For most of her life, Gayla Myers has been involved in education. From preschoolers to adults and everyone in between, she has been helping students.
Myers is retiring as Seward County Community College’s TRiO/Student Support Services Director. She started at the college in 2012 as an educational specialist in the department before taking over as director in 2013.
“I decided that I wanted a little bit of a change a few years before I was ready to retire so I started looking in this area and Missouri,” Myers said, adding that her youngest daughter was close by in Meade. “I saw some positions here at the college so I applied and took a position with the TRiO department.”
Myers has been a principal at several schools, including Coffeyville and Larned. Her last stop before heading to SCCC was Johnson, Kansas. She has also been a school administrator so the transition to SCCC was not a difficult one.
Myers greatly enjoyed her time at SCCC and the TRiO office.
“It was very rewarding,” Myers said. “I thoroughly enjoyed it. I got to see students wanting to further their careers and education and our program helped them do that. I found it a very worthwhile job.”
Student Support Services is a federally funded grant program designed to help students succeed. SSS provides 160 students with services geared towards ensuring that they not only graduate from Seward, but are prepared to continue their education at a four-year institution. The TRiO-SSS staff works in collaboration with other staff, faculty, and administrators to provide a solid foundation of support.
Myers graduated from Dodge City Community College in 1973 with an associate in business, went on to get a bachelor’s in teaching in 1993 and master’s in educational administration in 1998, both at Fort Hays State.
The satisfaction that she gets from her time at SCCC are the returning students.
“Just seeing students come back in and say, ‘I’m glad you helped me’ or “I’m glad you pushed me even though I didn’t want to.’ Seeing them walk across the stage when they graduated. They’re all good memories.”
Since her time at TRiO, Myers worked with Alex Widener and watched her develop. Widener has worked in TRiO as secretary, program coordinator, advisor and – eventually as Myer’s successor – director.
“(One of my proudest moments) was handing the baton to Alex,” Myers said. “I kind of pushed her along and tutored her the whole time I was here so I could get her ready for (the director’s position) and she just transitioned right into that.

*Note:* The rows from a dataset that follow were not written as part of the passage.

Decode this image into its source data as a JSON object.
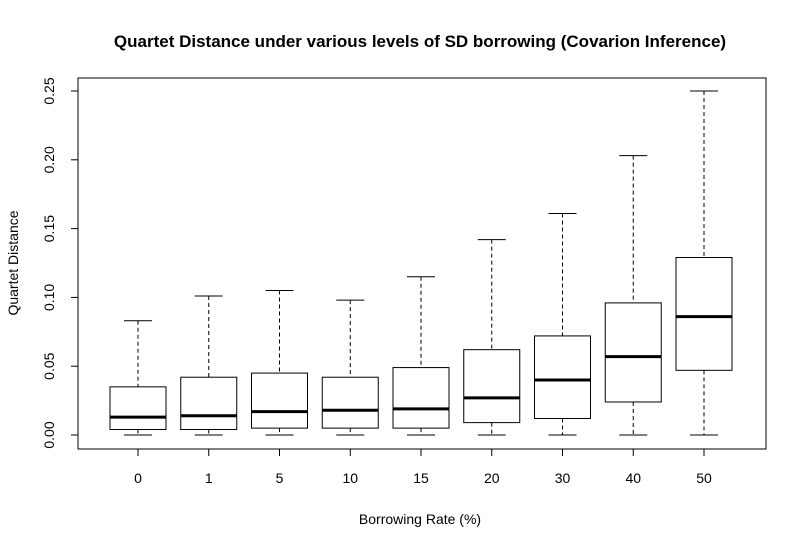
{
  "chart_data": {
    "type": "boxplot",
    "title": "Quartet Distance under various levels of SD borrowing (Covarion Inference)",
    "xlabel": "Borrowing Rate (%)",
    "ylabel": "Quartet Distance",
    "categories": [
      "0",
      "1",
      "5",
      "10",
      "15",
      "20",
      "30",
      "40",
      "50"
    ],
    "ylim": [
      -0.01,
      0.26
    ],
    "yticks": [
      0.0,
      0.05,
      0.1,
      0.15,
      0.2,
      0.25
    ],
    "ytick_labels": [
      "0.00",
      "0.05",
      "0.10",
      "0.15",
      "0.20",
      "0.25"
    ],
    "boxes": [
      {
        "min": 0.0,
        "q1": 0.004,
        "median": 0.013,
        "q3": 0.035,
        "max": 0.083
      },
      {
        "min": 0.0,
        "q1": 0.004,
        "median": 0.014,
        "q3": 0.042,
        "max": 0.101
      },
      {
        "min": 0.0,
        "q1": 0.005,
        "median": 0.017,
        "q3": 0.045,
        "max": 0.105
      },
      {
        "min": 0.0,
        "q1": 0.005,
        "median": 0.018,
        "q3": 0.042,
        "max": 0.098
      },
      {
        "min": 0.0,
        "q1": 0.005,
        "median": 0.019,
        "q3": 0.049,
        "max": 0.115
      },
      {
        "min": 0.0,
        "q1": 0.009,
        "median": 0.027,
        "q3": 0.062,
        "max": 0.142
      },
      {
        "min": 0.0,
        "q1": 0.012,
        "median": 0.04,
        "q3": 0.072,
        "max": 0.161
      },
      {
        "min": 0.0,
        "q1": 0.024,
        "median": 0.057,
        "q3": 0.096,
        "max": 0.203
      },
      {
        "min": 0.0,
        "q1": 0.047,
        "median": 0.086,
        "q3": 0.129,
        "max": 0.25
      }
    ],
    "colors": {
      "stroke": "#000000",
      "fill": "#ffffff",
      "background": "#ffffff"
    }
  }
}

That makes me feel good.”
In general, Myers believed that she has kept the department on the right track.
“(I made) sure the grant was successful and that we maintained our number of students we were supposed to each year,” she said. “Just to keep building on what previous people had done and I feel that we accomplished all that.”
While she is leaving to help her parents, she will also be pursing her passion and that is to make quilts.
“I also intend finish my dream of opening up a quilt shop – long-arm quilting,” Myers said. Long-arm quilting is when you take the quilt tops that people have made and finish them by putting a design on them.
But don’t think that she’s giving up the education side by pursuing her dream.
“And (quilting) will involve some teaching as well,” Myers said. “I hope to give lessons on quilting.”